BTN Incar Dana Murah Rp400 Miliar - Kerja Sama dengan Unpad

NERACA

Sumedang - PT Bank Tabungan Negara Tbk (BTN) mengincar dana murah sebesar Rp200 miliar-400 miliar dari pengelolaan dana di Universitas Padjadjaran (Unpad). Saat ini, Unpad mengelola dana sebesar Rp1,2 triliun setiap tahunnya. \"Banyak potensi yang bisa kita gali dari kerja sama dengan Unpad. Jika mereka mengelola dana sekitar Rp1,2 triliun. Kita targetkan bisa meraih Rp200 miliar sampai Rp400 miliar,\" ujar Direktur Utama BTN Maryono usai penandatanganan kerja sama penyediaan jasa perbankan dengan Unpad, di Sumedang, Jawa Barat, Senin (3/6). Dia mengatakan, kerja sama ini merupakan salah satu strategi perseroan untuk meningkatkan komposisi dana murah. Saat ini komposisi dana murah BTN mencapai 40% dari total Dana Pihak Ketiga (DPK). \"Kita ingin tingkatkan dana murah menjadi 45% dan sisanya deposito,\" jelas dia.
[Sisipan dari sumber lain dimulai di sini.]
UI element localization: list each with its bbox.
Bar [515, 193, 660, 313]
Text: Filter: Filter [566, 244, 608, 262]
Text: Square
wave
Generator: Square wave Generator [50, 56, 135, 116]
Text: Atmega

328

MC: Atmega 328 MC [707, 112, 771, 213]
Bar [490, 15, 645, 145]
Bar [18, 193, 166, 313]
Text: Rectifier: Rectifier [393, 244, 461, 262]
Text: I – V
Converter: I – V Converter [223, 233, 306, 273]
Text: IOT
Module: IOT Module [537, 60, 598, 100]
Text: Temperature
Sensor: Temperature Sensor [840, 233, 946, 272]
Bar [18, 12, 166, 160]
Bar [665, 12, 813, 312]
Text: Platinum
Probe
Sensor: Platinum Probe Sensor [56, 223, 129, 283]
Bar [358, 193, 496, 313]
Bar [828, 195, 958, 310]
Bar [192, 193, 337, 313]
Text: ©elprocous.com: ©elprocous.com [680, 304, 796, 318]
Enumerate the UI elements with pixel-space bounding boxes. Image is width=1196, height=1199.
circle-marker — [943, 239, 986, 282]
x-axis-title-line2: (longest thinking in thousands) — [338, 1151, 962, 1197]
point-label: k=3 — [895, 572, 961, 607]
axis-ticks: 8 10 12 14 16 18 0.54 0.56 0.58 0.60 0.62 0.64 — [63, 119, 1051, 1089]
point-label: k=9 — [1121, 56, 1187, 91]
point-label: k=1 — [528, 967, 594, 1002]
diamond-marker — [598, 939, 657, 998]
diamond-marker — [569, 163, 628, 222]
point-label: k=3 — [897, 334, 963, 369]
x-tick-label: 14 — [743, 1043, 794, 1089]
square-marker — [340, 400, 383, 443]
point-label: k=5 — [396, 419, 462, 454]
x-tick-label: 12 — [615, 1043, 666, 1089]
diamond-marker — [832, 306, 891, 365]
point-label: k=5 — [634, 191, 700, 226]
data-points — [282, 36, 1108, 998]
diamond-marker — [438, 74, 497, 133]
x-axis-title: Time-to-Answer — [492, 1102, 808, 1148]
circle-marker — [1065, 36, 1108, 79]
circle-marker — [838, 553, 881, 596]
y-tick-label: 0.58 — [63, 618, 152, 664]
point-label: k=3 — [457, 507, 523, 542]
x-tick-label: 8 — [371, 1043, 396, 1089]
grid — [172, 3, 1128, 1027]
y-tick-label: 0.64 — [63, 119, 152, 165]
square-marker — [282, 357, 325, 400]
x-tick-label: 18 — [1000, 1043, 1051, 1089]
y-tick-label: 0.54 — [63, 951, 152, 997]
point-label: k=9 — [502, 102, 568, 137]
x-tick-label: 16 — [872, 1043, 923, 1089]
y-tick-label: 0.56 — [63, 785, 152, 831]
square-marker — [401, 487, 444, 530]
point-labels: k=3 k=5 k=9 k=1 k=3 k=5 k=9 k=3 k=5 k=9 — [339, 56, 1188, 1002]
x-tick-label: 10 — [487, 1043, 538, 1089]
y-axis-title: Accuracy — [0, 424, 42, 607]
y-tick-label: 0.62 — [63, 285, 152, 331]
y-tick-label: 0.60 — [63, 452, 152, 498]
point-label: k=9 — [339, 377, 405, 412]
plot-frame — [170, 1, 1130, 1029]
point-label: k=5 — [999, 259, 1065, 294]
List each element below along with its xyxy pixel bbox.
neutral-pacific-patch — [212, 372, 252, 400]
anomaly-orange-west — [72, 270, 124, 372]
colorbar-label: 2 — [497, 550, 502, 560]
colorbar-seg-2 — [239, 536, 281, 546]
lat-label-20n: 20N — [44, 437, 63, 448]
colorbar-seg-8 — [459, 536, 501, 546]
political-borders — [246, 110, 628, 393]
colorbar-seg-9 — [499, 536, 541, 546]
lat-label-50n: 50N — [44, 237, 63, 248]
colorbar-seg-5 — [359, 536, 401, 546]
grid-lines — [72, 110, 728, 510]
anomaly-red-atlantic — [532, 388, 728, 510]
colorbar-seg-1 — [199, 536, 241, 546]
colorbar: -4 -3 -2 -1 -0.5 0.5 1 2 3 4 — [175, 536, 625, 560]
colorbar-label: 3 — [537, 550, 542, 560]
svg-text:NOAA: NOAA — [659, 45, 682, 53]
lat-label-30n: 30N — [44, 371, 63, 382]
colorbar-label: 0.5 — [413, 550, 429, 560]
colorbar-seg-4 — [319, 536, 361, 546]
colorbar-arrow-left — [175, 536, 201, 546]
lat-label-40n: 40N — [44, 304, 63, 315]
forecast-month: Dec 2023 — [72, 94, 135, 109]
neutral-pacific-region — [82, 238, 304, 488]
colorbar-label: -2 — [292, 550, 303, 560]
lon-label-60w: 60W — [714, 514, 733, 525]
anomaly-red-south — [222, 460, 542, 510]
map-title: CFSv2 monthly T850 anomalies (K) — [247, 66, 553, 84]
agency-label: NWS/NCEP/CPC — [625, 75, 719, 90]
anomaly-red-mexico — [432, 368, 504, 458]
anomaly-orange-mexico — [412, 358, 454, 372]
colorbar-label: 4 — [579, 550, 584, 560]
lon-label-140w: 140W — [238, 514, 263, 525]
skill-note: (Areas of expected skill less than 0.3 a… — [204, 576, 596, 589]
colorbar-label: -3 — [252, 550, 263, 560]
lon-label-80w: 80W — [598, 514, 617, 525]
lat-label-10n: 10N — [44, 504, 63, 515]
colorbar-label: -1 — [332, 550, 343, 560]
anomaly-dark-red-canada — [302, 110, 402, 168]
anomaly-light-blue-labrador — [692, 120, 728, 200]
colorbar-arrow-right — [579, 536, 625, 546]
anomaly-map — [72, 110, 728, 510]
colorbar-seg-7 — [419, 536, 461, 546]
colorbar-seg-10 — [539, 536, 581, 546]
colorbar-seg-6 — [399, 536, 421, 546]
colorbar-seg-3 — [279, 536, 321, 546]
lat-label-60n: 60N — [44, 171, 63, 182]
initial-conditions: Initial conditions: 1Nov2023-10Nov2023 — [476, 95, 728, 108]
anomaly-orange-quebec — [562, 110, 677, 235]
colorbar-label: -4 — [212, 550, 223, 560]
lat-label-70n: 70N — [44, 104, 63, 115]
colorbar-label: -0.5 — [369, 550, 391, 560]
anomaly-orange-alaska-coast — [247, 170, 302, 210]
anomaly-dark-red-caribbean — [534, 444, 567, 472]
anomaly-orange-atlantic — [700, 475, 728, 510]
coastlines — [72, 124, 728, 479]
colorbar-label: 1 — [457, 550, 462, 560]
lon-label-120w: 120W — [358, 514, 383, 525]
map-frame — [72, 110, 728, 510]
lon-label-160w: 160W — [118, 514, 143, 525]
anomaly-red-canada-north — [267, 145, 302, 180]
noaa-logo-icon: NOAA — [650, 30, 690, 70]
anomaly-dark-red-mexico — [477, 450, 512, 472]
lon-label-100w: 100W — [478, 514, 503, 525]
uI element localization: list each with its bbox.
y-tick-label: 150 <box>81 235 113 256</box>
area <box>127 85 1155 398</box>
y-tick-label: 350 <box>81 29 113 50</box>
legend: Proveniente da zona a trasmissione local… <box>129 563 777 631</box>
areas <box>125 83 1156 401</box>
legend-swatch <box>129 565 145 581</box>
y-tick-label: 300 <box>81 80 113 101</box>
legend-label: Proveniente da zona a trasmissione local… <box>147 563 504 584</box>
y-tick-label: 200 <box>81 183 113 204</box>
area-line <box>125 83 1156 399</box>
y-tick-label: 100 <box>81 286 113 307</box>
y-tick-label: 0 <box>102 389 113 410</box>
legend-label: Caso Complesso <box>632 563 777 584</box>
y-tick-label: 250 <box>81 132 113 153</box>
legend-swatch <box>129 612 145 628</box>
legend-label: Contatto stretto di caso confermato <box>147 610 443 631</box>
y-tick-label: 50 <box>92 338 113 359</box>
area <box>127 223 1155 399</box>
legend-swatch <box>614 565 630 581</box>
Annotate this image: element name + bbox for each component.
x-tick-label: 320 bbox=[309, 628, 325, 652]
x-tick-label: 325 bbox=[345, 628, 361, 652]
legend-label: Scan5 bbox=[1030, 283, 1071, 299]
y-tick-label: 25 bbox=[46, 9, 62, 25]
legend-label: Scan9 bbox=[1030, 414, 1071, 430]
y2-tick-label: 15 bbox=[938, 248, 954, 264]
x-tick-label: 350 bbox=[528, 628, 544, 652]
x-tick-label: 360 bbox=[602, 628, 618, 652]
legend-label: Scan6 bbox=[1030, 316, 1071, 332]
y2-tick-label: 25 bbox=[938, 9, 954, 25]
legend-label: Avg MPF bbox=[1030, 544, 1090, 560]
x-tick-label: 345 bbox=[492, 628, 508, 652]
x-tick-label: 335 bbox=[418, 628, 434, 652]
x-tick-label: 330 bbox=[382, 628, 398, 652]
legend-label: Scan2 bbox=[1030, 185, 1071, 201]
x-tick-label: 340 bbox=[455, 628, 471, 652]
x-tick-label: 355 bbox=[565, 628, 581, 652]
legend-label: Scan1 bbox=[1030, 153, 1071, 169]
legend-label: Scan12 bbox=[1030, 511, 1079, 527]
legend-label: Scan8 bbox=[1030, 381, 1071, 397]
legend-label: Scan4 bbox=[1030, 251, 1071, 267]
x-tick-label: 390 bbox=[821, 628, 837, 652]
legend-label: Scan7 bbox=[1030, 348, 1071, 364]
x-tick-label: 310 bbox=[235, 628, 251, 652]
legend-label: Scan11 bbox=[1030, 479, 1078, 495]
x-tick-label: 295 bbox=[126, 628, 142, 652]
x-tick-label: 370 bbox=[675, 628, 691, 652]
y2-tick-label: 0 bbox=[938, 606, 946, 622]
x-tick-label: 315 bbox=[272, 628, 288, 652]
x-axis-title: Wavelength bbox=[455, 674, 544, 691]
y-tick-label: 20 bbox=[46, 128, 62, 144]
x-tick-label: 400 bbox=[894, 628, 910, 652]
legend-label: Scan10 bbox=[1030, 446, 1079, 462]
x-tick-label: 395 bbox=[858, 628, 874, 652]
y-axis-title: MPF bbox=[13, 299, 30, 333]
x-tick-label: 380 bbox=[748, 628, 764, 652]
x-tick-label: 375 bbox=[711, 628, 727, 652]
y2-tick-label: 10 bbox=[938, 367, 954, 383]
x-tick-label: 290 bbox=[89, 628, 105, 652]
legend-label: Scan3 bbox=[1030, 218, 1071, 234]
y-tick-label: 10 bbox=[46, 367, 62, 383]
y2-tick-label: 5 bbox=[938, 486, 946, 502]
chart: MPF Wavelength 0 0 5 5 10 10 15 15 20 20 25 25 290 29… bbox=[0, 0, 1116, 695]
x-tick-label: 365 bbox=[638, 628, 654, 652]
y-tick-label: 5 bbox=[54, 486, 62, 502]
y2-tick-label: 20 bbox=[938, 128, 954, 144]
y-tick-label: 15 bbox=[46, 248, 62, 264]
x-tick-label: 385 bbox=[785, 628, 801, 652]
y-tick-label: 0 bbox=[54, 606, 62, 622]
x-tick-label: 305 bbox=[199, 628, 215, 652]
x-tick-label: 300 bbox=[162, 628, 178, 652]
Menurut Maryono, peningkatan dana murah sangat penting, selain untuk efisiensi, bunga kredit yang dibebankan kepada nasabah juga akan lebih ringan. Dia juga mengaku pertumbuhan pembiayaan yang cukup tinggi, membuat BTN memacu untuk mencari pendanaan dari berbagai sumber. \"Hingga kuartal satu kredit tumbuh 28% dan ini tinggi sekali, maka perlu dicari pendanaan untuk memenuhi permintaan kredit yang tinggi,\" tegasnya.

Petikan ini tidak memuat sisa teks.